Claude Grenier est titulaire d’une maîtrise en analyse et gestion urbaine et possède plus de 40 ans d’expérience en gestion au sein d’organisations du Nunavik, notamment en tant que directeur général de TNI de 1998 à 2017. Il a participé à la production de plus de 200 épisodes télévisés, a joué un rôle clé dans la création de la station 94.1 FM et de NCTv, et continue de servir les communautés du Nunavik en tant que consultant en communication.

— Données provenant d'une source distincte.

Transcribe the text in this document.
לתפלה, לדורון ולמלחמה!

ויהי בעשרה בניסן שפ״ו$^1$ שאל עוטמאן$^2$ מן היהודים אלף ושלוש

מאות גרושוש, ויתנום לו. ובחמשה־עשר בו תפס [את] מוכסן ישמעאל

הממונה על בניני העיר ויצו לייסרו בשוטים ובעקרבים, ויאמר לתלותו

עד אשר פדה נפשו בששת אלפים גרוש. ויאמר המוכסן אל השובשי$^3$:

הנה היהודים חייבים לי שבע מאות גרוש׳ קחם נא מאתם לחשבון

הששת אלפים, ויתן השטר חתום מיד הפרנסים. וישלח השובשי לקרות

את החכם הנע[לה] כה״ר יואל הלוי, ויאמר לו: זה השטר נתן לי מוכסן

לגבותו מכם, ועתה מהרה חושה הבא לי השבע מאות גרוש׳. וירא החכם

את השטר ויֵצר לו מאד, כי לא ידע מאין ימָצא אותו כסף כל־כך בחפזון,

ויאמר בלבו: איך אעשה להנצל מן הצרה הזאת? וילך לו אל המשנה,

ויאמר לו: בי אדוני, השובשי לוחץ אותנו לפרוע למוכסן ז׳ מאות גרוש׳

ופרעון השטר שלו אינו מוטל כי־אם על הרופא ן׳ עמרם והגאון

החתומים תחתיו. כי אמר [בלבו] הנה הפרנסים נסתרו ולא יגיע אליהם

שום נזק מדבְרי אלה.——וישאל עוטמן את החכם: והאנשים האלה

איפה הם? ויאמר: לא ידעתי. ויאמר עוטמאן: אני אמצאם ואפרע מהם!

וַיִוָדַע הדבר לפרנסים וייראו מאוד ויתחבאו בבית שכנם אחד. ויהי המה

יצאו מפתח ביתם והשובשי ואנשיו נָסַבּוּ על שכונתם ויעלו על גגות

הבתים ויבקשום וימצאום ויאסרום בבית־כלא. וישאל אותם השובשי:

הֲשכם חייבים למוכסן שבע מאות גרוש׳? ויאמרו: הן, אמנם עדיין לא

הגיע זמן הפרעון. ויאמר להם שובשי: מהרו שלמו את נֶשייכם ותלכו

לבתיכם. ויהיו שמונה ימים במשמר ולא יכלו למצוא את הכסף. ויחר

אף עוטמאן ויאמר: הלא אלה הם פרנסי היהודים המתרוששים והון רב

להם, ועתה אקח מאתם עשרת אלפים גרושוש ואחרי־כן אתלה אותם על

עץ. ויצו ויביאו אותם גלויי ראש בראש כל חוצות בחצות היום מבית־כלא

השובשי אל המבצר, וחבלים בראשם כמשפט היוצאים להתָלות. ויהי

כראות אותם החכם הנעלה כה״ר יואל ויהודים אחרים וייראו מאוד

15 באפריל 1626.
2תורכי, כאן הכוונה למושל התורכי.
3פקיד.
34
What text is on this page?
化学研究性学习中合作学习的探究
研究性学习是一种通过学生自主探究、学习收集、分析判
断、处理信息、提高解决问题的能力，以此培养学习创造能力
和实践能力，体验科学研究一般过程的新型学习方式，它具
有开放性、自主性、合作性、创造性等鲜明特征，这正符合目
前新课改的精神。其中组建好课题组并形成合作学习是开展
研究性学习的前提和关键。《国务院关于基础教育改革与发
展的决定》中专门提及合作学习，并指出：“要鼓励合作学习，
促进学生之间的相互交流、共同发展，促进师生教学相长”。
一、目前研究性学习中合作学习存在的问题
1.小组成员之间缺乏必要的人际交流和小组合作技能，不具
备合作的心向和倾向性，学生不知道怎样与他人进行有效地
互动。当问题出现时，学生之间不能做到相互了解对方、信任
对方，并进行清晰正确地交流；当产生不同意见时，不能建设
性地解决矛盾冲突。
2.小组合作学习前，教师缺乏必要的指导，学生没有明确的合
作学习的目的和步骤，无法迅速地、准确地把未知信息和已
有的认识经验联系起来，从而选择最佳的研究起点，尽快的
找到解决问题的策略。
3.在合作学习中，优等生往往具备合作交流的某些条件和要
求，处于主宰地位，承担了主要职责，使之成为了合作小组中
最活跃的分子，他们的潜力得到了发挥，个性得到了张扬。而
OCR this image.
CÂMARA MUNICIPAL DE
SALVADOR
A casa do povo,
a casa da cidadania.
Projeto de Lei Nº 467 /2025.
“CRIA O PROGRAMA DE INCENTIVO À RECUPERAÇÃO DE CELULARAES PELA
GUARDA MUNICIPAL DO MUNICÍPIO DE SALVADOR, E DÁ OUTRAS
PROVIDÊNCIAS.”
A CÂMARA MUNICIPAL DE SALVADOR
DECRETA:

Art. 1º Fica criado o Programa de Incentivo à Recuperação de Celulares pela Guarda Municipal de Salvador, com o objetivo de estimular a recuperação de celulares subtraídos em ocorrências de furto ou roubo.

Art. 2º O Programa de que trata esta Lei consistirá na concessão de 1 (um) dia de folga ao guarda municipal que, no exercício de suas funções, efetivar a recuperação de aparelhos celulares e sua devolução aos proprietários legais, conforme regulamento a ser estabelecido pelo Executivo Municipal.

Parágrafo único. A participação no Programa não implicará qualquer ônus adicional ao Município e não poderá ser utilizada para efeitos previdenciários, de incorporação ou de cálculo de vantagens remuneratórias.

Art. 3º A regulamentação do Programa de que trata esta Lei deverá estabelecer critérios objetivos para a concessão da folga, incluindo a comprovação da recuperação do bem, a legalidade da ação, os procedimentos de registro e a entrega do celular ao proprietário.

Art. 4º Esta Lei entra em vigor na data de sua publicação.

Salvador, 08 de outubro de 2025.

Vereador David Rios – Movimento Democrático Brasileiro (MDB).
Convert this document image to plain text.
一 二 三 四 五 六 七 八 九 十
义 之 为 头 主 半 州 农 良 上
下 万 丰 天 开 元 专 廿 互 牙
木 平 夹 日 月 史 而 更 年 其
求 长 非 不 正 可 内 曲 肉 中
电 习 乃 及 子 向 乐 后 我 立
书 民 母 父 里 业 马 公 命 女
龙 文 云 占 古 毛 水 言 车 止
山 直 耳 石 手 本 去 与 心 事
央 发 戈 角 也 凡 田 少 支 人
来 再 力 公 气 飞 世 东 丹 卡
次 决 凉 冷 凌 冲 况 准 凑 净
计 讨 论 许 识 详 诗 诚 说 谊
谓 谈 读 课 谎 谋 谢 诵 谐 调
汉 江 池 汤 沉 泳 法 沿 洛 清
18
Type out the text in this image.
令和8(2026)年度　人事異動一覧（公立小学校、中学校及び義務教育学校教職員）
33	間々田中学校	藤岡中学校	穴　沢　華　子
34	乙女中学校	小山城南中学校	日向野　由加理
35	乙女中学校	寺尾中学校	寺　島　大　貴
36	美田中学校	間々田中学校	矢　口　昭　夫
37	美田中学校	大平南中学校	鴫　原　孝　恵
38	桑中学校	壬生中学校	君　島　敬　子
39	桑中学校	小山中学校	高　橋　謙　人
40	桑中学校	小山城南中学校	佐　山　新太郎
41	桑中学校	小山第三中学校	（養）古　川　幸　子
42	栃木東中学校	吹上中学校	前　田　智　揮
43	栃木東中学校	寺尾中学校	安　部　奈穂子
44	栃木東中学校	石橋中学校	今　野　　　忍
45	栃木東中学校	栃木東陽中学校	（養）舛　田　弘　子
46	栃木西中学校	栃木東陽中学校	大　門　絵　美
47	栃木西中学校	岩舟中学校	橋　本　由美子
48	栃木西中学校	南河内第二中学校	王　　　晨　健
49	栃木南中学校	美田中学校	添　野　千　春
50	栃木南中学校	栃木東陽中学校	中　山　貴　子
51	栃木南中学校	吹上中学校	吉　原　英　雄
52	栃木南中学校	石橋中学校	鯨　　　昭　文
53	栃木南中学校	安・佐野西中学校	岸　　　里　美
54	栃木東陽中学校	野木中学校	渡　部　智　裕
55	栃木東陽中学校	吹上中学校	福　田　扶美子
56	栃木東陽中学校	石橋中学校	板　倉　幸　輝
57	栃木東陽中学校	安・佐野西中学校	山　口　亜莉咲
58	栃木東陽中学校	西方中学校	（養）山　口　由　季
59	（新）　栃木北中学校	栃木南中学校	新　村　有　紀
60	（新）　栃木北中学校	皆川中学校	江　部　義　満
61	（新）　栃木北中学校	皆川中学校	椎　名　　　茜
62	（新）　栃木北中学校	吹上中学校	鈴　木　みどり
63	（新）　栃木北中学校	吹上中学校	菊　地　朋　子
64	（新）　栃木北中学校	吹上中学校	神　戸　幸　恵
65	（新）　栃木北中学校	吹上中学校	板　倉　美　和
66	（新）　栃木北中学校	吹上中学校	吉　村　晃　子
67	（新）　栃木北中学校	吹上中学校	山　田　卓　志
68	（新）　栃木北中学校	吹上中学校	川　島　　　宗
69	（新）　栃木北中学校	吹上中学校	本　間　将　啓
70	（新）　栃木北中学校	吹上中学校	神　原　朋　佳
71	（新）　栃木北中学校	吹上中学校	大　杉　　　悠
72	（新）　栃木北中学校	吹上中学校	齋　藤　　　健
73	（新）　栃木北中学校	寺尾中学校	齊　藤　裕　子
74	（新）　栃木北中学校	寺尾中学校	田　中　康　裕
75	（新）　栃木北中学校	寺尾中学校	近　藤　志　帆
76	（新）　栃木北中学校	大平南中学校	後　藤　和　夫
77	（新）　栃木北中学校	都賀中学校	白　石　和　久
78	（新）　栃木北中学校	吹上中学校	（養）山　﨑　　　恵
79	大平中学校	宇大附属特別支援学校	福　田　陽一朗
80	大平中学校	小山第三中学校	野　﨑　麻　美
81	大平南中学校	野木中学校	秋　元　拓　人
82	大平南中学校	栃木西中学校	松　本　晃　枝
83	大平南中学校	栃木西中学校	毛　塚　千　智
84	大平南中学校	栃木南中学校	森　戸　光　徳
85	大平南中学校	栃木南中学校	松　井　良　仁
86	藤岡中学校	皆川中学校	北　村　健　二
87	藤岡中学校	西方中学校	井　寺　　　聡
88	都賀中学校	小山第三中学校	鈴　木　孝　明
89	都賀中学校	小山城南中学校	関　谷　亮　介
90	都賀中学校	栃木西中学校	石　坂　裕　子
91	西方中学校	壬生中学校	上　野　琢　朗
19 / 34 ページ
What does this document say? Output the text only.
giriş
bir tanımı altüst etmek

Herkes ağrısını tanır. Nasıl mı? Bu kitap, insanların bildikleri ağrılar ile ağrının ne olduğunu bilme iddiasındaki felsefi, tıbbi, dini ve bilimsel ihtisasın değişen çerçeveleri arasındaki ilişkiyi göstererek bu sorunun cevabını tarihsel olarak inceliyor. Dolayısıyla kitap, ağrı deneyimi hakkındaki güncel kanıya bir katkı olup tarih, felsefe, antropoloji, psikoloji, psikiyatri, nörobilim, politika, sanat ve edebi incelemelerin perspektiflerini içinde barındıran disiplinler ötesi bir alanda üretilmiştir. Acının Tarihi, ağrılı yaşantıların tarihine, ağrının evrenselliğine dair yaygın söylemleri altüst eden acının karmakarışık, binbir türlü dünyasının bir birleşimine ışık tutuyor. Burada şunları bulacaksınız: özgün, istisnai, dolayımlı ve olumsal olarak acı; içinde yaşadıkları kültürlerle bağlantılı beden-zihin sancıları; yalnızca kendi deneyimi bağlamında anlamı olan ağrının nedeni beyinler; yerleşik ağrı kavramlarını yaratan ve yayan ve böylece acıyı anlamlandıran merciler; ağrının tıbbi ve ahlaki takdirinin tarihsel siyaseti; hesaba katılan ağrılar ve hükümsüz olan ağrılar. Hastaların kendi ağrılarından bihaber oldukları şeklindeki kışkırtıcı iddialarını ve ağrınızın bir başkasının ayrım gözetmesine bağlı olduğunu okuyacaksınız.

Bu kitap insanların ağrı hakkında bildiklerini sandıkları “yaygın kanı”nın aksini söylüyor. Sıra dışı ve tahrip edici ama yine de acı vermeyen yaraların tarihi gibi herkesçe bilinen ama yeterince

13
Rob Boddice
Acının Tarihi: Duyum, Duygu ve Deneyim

Julie Grenier est originaire de Kuujjuaq, Nunavik, QC, et est l’actuelle directrice générale de TNI. Elle a occupé divers postes au sein de TNI avant d’en prendre la direction et a réalisé de nombreux documentaires et séries pour l’organisme. Elle siège au conseil d’administration de la fondation de l’art inuit (Inuit Art Foundation) et est présidente du conseil d’administration d’APTN. Sur le plan créatif, elle pratique la broderie perlée, la couture et anime des ateliers artistiques.


Traduction française par RushTranslate


[1] Pour plus d’informations sur la création d’APTN, voir Jennifer David dans Original People, Original Television: The Launching of the Aboriginal Peoples Television Network (Theytus Books, 2024).